Entre Odeceixe e Aljezur, o Algarve é outro. Há praias, sim senhora, mas em nada semelhantes às da mesma região mais a sul. Os campos de relva viçosa e muitas vezes artificial estão a algumas dezenas de quilómetros, por isso o verde que aqui se vê pode ser mais baço, mas também não é plantado, o que entre outros factores justificou a criação de um dos mais recentes parques naturais nacionais, o do Sudoeste Alentejano e Costa Vicentina (1995). Esta é a maior extensão de litoral português sujeito a uma legislação de protecção e abrange uma vasta zona de 100 km de costa. Espaço de fronteira entre a terra e o mar, falar do sudoeste é contar a história de um oceano que sustenta todo um mundo aquático e torna ainda possível em terra, a existência de uma flora e fauna específicas. A paisagem é única e dela falaremos já de seguida.
Uma ribeira, um limite geográfico
A fronteira entre o Alentejo e o Algarve é-nos indicada pela ribeira de Seixe, essa mesma que esteve na origem do nome da praia e da povoação: Odeceixe. Antes de chegarmos à beira-mar, há que passar pela vila. Nem o frio e a chuva, e muito menos o calor e o Sol conseguem afastar os hippies que por aqui se encontram, seja qual for a estação do ano. As carrinhas de matrículas estrangeiras que se encontram à beira das estradas e em sítios bem menos acessíveis, denunciam nacionalidades. Alemãs e holandesas sobretudo.
O aglomerado de casas estende-se ao longo dos outeiros, na tentativa de não perder o mar de vista. No topo, um moinho domina. Para conhecer um pouco melhor o povoado, aconselha-se o estacionamento do veículo e a continuação do percurso a pé. Numa das ruas, uma espécie de adega-museu recria o processo de produção e armazenagem do vinho. Há ainda a igreja que é matriz com imagens seiscentistas e com uma pia baptismal heptogonal de estilo manuelino. Restaurantes e cafés também não faltam com os menus em português, inglês, francês e alemão. Haja espaço na ementa.

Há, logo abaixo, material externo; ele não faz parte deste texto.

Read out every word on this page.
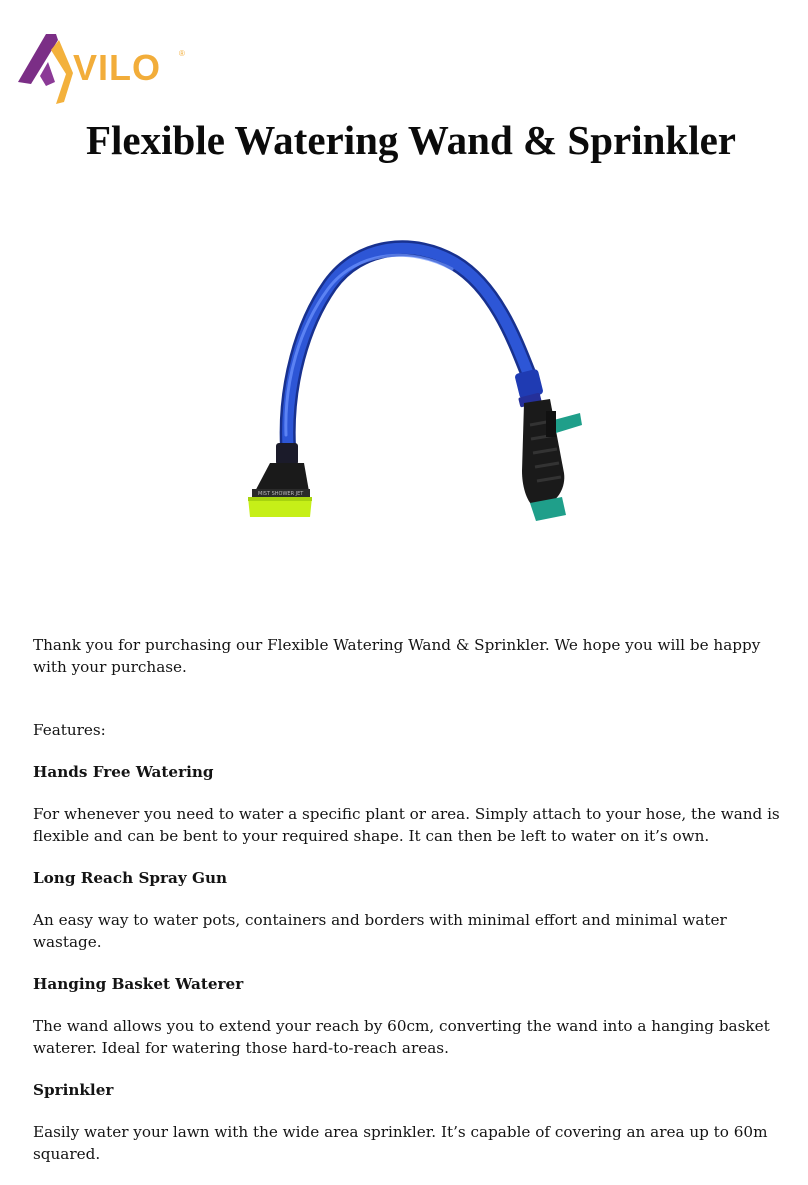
VILO ®
Flexible Watering Wand & Sprinkler
MIST SHOWER JET

Thank you for purchasing our Flexible Watering Wand & Sprinkler. We hope you will be happy with your purchase.

Features:

Hands Free Watering

For whenever you need to water a specific plant or area. Simply attach to your hose, the wand is flexible and can be bent to your required shape. It can then be left to water on it’s own.

Long Reach Spray Gun

An easy way to water pots, containers and borders with minimal effort and minimal water wastage.

Hanging Basket Waterer

The wand allows you to extend your reach by 60cm, converting the wand into a hanging basket waterer. Ideal for watering those hard-to-reach areas.

Sprinkler

Easily water your lawn with the wide area sprinkler. It’s capable of covering an area up to 60m squared.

Daqui segue-se a praia. Poucos são os quilómetros que a separam da povoação, o que nada significa quanto ao tempo que se demora até lá chegar. Tudo por culpa da paisagem que prende a atenção, com os montes que abruptamente terminam no oceano, perseguidos pela ribeira mortinha por também lá chegar. No vale, os terrenos são verdes e servem de pasto a manadas e a rebanhos. Contudo, assim que se fica mais próximo da aragem marinha, a vegetação do cimo dos montes começa a escassear, e que o digam os pinheiros. A terra transforma-se em rocha, mas ainda assim sentimos o cheiro a urze e a esteva. E aqui estamos junto a um dos miradouros que observam a praia, contemplando uma paisagem que tem tanto de natural como de bela. O cheiro a ervas espontâneas persegue-nos, ou nós a ele. Por isso, por mais completa que fosse a descrição, não conseguiria acompanhar o que se vê ao vivo e a cores. Só um passeio por lá pode desfazer de uma vez por todas dúvidas quanto à verdade do que se diz.